Medical marijuana bill introduced |

Medical marijuana bill introduced

Geoff Dornan

A bill to implement the voter-approved medical marijuana initiative was introduced in the Assembly on Monday.

Assembly Bill 453 would exempt not only the patient but the patient’s primary caregiver from prosecution for possession of 2 ounces of pot, implementing the mandate approved by some 65 percent of the voters in the last two general elections.

But the bill doesn’t stop there. It would also reduce the state penalty for possession from a felony punishable by up to 6 years in prison to a misdemeanor.

The measure was requested by Assemblywoman Chris Giunchigliani, D-Las Vegas, who said she did so because no one else had asked for a bill that would implement the wishes of Nevada’s voters.

It was introduced just a week before the U.S. Supreme Court is scheduled to hear arguments on medical marijuana distribution in California.

The sections reducing the penalties for possession of marijuana are similar to those in a measure she introduced in 1999.

Assembly Bill 453 would require people needing medical marijuana to apply for an identification card issued by the state. To get that card, the individual would have to provide documentation from their attending physician stating that they have been diagnosed with “a chronic or debilitating medical condition” and that the marijuana may mitigate symptoms of that condition.

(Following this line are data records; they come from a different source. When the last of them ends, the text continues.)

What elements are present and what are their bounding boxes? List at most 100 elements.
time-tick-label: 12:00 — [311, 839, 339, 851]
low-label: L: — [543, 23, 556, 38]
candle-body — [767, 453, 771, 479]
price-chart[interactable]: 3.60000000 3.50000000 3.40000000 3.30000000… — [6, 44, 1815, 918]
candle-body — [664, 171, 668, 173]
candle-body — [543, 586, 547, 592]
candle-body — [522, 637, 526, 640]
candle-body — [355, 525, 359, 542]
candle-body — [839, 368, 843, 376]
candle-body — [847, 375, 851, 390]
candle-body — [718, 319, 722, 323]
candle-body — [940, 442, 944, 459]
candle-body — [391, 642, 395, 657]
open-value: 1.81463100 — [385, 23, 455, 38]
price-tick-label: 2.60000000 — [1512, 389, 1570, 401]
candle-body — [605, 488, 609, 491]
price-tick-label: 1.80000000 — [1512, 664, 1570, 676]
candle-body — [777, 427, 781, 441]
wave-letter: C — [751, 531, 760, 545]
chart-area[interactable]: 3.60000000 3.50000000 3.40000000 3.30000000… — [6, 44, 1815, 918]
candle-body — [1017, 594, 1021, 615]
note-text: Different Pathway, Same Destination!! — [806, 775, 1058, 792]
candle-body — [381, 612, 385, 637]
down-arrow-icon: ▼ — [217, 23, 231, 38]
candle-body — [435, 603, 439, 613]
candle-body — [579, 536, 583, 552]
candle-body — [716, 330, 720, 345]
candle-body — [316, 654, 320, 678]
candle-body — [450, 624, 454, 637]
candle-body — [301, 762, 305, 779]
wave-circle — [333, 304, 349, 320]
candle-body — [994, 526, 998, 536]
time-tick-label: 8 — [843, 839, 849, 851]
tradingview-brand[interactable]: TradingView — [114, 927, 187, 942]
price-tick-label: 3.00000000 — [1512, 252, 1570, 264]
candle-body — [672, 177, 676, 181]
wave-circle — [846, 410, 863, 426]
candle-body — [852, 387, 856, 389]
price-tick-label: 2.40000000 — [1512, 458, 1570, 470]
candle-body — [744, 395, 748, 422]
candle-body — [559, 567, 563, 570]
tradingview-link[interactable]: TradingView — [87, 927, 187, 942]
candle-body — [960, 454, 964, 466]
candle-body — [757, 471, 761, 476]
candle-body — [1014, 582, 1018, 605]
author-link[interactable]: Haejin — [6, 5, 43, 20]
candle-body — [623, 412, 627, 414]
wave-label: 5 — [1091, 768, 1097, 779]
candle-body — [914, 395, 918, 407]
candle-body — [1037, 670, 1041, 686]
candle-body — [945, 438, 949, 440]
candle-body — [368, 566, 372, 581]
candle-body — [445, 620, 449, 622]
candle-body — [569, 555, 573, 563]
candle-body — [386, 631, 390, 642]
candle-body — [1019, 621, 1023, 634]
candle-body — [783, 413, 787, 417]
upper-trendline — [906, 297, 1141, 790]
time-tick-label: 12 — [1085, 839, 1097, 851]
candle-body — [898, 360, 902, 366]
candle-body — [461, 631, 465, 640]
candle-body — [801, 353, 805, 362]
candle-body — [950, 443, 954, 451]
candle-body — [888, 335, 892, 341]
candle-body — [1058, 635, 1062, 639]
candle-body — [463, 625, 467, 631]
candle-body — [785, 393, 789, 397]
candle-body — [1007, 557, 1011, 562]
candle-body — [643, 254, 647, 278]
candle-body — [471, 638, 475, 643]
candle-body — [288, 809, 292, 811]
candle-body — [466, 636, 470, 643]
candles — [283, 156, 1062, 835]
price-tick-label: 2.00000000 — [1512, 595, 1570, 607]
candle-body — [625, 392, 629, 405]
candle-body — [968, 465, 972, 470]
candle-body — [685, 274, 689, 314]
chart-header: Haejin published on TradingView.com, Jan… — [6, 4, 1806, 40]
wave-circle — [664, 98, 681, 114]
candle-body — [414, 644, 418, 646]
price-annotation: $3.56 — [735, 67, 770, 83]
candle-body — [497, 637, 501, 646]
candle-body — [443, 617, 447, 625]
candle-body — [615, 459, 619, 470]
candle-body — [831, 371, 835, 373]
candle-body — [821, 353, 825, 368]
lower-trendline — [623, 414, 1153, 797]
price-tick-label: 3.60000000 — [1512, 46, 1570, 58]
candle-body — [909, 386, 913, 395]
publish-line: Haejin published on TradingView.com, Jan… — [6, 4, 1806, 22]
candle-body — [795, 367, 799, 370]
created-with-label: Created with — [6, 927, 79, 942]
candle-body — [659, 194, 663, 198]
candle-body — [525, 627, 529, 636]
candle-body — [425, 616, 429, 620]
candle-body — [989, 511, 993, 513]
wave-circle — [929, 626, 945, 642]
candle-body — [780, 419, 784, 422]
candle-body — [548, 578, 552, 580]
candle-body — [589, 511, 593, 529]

The bill would also reduce the penalties for possession and use of marijuana from a felony to a misdemeanor. The first offense would be punishable by a fine not more than $600, the second by up to $1,000 and a treatment program.

Three or more offenses would be treated as gross misdemeanors with a fine up to $2,000.

For children under age 18, the maximum fine would be $300 for a first offense and a mandatory substance abuse evaluation. The second or subsequent offense would be a fine up to $500 and up to 10 days in a juvenile hall, as well as a treatment program.

The task of issuing medical marijuana registry cards would be assigned to the state Department of Agriculture. Copies of the application would go to the patient and the primary caregiver, the board of medical examiners and the state repository of criminal history.

The patient’s primary caregiver could also get a card exempting him from prosecution for possession of marijuana. Both cards would have to be updated annually with new documentation confirming that the individual still suffers from a debilitating medical condition.

The fee for the original card can’t exceed $150 and $100 for renewals.

The proposed law also prohibits police from using the fact that a person possesses a registry card as probable cause to search the person or his property. It prohibits police agencies from taking medical marijuana and destroying it and prohibits them from using the possession as a tool to try seize any other property. Once it is determined that the person was entitled to have the drugs for a medical condition, any marijuana or paraphernalia must be returned to the patient.

And the proposed law protects the physician who writes a letter on behalf of someone who can benefit from medical marijuana from any disciplinary actions.

All the records in a patient’s application including the physician’s identity would be sealed. State and local law enforcement agencies would only be entitled to information verifying that the patient holds a lawfully issued registry card.

The bill would require the state to create a list of diseases and conditions that qualify for a “pot card.”

It was referred to the Judiciary Committee for study.